Hazel Virginia Hoyt

Hazel Virginia Hoyt - By Linda Ruminer

Hazel Virginia Hoyt

Outstanding Tulare Woman

By Linda Ruminer

Tulare Historical Museum

In honor of “Women’s National History Month”, I have decided to write about one of Tulare’s outstanding women, Hazel Virginia Hoyt, who was born on August 21, 1900, in her parents’ home in Grescham, Neb.

Her parents, George and Etta Hoyt, moved Hazel and their three sons, Harold, Donald and Robert; to Oregon, and then to Tulare, when Hazel was 15 years old. Her father had accepted a bookkeeping job with a local businessman, and the family made their home at 237 North L St.

Hazel finished her last two years of high school at Tulare High School, graduating in 1918. She was very outgoing and always had many friends, among who was Mabel Way who had been born in Tulare just four days before Hazel’s birth in Nebraska. The two young women became best friends and, living only about a block apart, and walked to school together.

Hazel spoke warmly of her family. Music was a mutual family interest, and she took piano lessons as a child. She enjoyed listening to all kinds of music, except rock and roll.

Although the family home was in town, it was on a large lot with room for a barn with one cow and many chickens. Money was scarce so the Hoyt’s grew their own vegetables and her mother made all of the family’s clothes.

During high school, Hazel taught herself to type, and her first job was a typing position with local attorneys Pat Nowell and Glenn Moran. In 1935, she went to work as assistant city clerk and auditor under C. A. Paulden.

Upon Mr. Paulden’s retirement in August 1945, Hazel became city clerk and auditor. She was the first woman to hold these or any other public offices in Tulare city government. Hazel was the city clerk for 35 years, retiring in 1965.

Beula Oldham, a co-worker, recalls that she and Hazel worked countless hours figuring out the city bookkeeping system. In the early years, when the city was small, there were no computers, calculators, or the high tech equipment we enjoy today. Everything was written long hand, a very tedious labor of love.

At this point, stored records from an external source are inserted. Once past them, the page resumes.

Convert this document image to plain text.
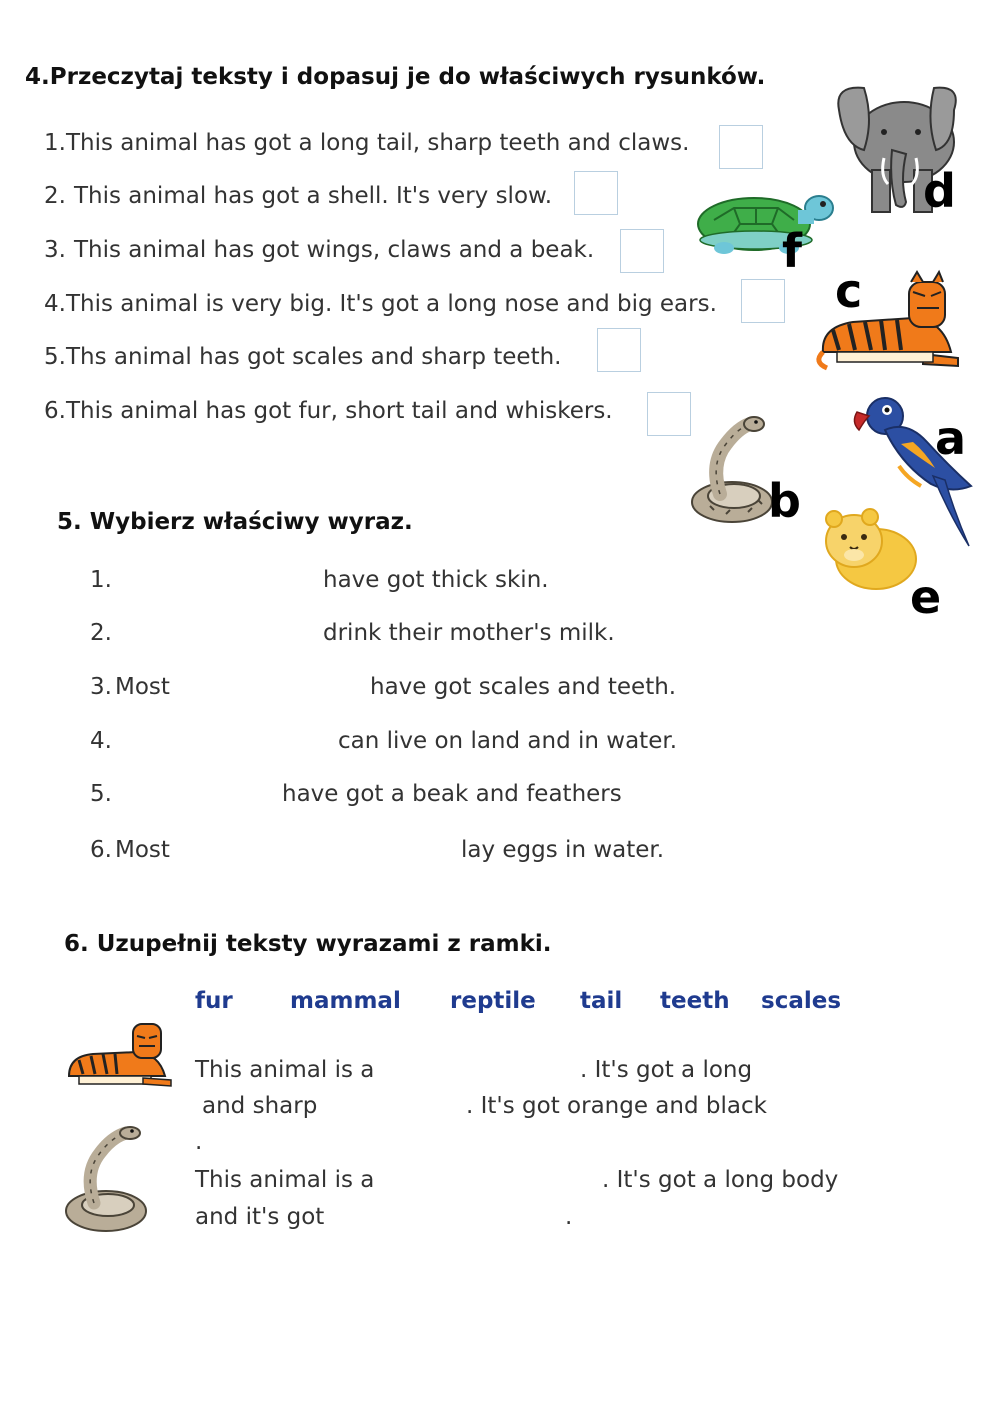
4.Przeczytaj teksty i dopasuj je do właściwych rysunków.
1.This animal has got a long tail, sharp teeth and claws.
2. This animal has got a shell. It's very slow.
3. This animal has got wings, claws and a beak.
4.This animal is very big. It's got a long nose and big ears.
5.Ths animal has got scales and sharp teeth.
6.This animal has got fur, short tail and whiskers.
d
f
c
a
b
e
5. Wybierz właściwy wyraz.
1.	have got thick skin.
2.	drink their mother's milk.
3. Most	have got scales and teeth.
4.	can live on land and in water.
5.	have got a beak and feathers
6. Most	lay eggs in water.
6. Uzupełnij teksty wyrazami z ramki.
fur mammal reptile tail teeth scales
This animal is a	. It's got a long
and sharp	. It's got orange and black
.
This animal is a	. It's got a long body
and it's got	.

Beula says, “Hazel and I were very close friends. I have many fond memories of our time working together.” Hazel liked animals as a child, especially horses, and one of the joys of her adult life was owning and riding her own horse, which she kept at George Bell’s Stable on the corner of Cherry Avenue and Cross Streets, now the location of the Tulare First Baptist Church.

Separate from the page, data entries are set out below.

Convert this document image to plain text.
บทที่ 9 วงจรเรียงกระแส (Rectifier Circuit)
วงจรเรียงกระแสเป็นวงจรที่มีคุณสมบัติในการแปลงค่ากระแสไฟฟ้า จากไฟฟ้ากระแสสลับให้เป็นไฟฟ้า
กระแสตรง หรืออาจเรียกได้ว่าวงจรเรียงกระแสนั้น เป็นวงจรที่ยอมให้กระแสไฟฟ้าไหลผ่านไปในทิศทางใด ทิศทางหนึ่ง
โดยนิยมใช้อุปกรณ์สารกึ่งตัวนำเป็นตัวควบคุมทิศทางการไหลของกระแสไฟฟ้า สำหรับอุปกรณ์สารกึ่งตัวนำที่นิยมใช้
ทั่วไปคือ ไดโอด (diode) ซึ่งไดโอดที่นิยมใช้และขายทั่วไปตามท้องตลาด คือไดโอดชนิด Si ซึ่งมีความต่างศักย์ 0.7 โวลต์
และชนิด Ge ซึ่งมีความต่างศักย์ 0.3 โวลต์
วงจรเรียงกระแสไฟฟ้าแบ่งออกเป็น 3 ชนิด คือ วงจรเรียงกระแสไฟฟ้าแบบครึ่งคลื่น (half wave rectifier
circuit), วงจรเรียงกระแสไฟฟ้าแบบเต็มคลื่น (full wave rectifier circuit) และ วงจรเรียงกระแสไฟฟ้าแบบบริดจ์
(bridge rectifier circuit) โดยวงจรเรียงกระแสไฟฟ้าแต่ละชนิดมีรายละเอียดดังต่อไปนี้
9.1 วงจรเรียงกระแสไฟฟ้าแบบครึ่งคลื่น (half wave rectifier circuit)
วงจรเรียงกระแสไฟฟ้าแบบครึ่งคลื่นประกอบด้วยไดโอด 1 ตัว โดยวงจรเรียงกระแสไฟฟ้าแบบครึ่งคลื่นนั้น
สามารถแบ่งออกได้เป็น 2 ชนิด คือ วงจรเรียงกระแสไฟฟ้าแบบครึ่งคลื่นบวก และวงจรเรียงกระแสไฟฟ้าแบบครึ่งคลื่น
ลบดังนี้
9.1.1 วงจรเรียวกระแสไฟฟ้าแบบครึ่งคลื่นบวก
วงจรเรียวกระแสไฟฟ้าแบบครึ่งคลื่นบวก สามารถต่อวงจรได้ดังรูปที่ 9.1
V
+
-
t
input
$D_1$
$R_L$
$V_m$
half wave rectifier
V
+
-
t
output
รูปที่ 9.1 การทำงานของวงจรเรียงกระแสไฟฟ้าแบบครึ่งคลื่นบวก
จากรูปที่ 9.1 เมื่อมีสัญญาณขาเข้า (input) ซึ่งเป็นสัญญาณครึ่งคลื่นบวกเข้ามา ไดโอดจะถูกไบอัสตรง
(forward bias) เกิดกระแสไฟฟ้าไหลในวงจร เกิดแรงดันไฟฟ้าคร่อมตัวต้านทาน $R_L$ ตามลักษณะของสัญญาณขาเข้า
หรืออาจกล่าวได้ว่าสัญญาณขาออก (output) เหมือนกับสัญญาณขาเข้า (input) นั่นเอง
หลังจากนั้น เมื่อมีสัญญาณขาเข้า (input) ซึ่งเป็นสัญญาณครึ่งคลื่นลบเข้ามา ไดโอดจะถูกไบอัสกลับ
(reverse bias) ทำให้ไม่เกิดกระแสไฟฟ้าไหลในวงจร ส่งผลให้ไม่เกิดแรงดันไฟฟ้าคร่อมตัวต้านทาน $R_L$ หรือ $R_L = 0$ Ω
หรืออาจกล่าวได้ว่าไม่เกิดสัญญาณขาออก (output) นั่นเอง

After the death of Hazel’s father in 1933, Hazel’s mother, offered newly widowed George Bell a place to stay and he became a mainstay in the Hoyt family. Hoyt spent her teen years and adult life on North L Street, in her family’s two-story house. After her parents’ death, she continued to live in the family home until 1989. Hoyt never married.

The home was purchased by Don LeBaron in 1995 and named Hoyt House. He and Gloria McCaslin opened a restaurant there, which they named “Hazel’s Kitchen” in her honor. Hazel was 95 at the time and was brought to the restaurant’s opening.

She was “thrilled” to know that her old home and her name would become a permanent part of Tulare’s history and would live on in this way in her beloved town of Tulare.Daniel Enriquez, a current board member of the Tulare City Historical Society Board of Trustees, now operates the business at Hazel’s Kitchen.

Hazel Virginia Hoyt died of natural causes in a Tulare hospital in 1997.